Les actions militaires sont évitables en Libye, le Canada surveille la situation

OTTAWA – Le chef d’état-major de la Défense du Canada a déclaré qu’une intervention militaire en Lybie n’était pas inévitable, mais il révise activement ses options pour pouvoir conseiller le gouvernement si cela devait se produire.

Le général Jonathan Vance a précisé qu’il ne favorisait pas une voie plus qu’une autre au sujet d’une possible participation canadienne à une coalition militaire occidentale en Libye.

Les rumeurs laissent entendre qu’une nouvelle intervention militaire sera nécessaire pour combattre les groupes extrémistes en Libye.

«Au moment où on se parle, je ne suis pas convaincu qu’une intervention militaire soit inévitable», a déclaré M. Vance après un discours à Ottawa.

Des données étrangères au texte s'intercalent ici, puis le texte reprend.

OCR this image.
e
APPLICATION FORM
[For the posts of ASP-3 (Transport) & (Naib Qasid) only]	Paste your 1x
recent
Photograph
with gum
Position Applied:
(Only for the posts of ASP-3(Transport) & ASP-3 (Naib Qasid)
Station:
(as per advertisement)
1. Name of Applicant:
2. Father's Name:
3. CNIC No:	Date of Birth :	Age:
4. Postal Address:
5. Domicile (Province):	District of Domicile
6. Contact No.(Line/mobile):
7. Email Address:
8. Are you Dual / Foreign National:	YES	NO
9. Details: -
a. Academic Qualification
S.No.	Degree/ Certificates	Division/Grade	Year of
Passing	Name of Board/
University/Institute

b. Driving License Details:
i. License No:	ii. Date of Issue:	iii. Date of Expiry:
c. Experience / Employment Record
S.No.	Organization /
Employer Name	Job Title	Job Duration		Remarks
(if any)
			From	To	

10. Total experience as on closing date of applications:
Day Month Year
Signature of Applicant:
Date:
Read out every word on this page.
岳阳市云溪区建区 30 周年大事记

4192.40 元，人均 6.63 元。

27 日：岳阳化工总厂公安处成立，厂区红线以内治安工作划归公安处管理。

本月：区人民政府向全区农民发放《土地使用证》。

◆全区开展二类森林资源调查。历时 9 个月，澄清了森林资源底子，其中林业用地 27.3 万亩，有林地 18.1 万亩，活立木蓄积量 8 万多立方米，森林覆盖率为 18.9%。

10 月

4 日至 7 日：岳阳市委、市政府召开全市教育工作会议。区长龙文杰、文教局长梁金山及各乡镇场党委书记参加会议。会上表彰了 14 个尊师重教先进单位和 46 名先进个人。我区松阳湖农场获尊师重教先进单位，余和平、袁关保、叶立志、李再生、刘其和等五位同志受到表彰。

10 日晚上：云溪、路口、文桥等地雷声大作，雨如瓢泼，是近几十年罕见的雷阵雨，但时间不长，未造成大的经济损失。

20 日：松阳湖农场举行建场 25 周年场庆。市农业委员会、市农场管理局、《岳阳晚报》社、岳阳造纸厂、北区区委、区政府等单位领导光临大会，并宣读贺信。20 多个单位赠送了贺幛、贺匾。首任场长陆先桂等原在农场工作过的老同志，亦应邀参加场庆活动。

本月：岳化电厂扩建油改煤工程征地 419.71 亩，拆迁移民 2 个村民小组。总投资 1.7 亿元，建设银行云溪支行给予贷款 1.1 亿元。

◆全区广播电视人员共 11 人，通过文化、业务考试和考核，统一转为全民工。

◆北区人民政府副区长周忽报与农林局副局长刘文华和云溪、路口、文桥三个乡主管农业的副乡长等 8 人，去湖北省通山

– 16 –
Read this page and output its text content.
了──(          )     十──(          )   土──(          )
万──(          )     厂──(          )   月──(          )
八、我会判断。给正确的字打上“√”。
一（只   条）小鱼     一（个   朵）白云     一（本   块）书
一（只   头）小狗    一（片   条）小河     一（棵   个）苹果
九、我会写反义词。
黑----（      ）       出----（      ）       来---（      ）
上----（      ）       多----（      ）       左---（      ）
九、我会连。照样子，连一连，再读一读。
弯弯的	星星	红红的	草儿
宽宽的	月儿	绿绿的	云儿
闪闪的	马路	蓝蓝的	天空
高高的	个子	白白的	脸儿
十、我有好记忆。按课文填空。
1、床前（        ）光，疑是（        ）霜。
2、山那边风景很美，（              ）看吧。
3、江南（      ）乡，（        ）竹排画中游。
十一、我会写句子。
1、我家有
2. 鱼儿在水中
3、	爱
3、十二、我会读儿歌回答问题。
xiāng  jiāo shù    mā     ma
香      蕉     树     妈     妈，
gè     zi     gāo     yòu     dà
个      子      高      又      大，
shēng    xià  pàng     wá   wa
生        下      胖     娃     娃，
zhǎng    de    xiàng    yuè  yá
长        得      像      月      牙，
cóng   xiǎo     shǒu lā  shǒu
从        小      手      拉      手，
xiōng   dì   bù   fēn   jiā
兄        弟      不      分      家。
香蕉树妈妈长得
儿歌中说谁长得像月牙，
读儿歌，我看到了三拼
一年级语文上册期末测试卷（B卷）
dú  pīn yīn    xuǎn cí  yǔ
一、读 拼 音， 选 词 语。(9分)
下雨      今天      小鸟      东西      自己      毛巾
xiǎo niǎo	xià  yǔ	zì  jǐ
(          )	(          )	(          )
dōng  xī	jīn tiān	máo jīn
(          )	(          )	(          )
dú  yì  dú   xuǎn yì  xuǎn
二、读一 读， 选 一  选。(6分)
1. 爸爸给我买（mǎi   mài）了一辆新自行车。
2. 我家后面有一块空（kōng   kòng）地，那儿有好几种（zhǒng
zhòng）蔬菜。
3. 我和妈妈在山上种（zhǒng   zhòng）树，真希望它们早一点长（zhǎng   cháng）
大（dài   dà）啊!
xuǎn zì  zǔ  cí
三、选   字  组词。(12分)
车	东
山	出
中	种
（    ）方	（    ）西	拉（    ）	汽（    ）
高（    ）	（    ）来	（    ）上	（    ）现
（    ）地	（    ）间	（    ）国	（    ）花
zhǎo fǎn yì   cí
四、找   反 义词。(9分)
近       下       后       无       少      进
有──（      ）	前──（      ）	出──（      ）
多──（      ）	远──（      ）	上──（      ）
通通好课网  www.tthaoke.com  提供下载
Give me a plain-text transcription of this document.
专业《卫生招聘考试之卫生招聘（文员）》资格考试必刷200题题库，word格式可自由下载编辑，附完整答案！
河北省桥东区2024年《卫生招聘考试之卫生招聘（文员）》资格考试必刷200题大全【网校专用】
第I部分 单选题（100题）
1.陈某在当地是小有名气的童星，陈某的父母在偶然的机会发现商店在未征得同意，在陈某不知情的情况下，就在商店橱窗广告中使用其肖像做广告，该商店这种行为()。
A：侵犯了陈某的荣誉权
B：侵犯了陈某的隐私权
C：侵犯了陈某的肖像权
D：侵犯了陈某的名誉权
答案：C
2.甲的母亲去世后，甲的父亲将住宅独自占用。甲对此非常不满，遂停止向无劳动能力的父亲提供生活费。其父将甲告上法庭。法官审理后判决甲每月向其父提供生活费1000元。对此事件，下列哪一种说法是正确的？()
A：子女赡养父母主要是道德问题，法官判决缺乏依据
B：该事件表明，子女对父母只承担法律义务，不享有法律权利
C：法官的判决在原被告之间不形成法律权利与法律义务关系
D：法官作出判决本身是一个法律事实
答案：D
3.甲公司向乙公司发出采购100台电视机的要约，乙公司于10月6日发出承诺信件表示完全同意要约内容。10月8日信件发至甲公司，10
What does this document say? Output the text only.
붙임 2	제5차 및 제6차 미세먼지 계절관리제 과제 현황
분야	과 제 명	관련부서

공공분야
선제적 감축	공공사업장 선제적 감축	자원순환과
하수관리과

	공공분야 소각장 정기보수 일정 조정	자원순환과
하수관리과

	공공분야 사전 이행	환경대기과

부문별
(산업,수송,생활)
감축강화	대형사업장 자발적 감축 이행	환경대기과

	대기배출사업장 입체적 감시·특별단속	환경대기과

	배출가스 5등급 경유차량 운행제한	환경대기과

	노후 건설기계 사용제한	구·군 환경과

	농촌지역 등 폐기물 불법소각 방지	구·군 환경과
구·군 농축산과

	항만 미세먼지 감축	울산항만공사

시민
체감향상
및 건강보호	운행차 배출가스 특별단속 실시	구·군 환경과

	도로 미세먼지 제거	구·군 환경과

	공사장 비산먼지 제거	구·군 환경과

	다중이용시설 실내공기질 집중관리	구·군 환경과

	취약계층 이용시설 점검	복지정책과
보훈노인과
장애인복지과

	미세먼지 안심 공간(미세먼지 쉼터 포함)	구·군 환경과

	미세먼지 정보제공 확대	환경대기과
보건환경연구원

Il a dit que la décision allait largement dépendre des intentions du nouveau gouvernement d’union nationale libyen soutenu par l’ONU et de l’aide qu’il allait demander.

«Je crois qu’il y a des options qui dépendent de ce que le gouvernement voudra faire et de ce que déterminera l’analyse au sujet de la manière dont nous pourrions les aider, a-t-il expliqué. Le seul fait d’agir militairement, bien sûr, n’aidera en rien.»

L’emprise du groupe armé État islamique dans la ville portuaire libyenne de Syrte demeure un obstacle sérieux à toute tentative de stabiliser la situation, a-t-il dit.

«Le pays s’habitue au nouveau gouvernement, a commenté M. Vance. (Il a encore du travail à faire pour) former des institutions gouvernementales, sans compter des forces armées qui représentent le pays en général».

Comme il l’expliquait lors d’un précédent discours devant le Cercle Canadien à Ottawa, il n’y a pas de victoire militaire claire dans les batailles du XXIe siècle contre les menaces terroristes comme le groupe armé État Islamique et Al-Qaïda.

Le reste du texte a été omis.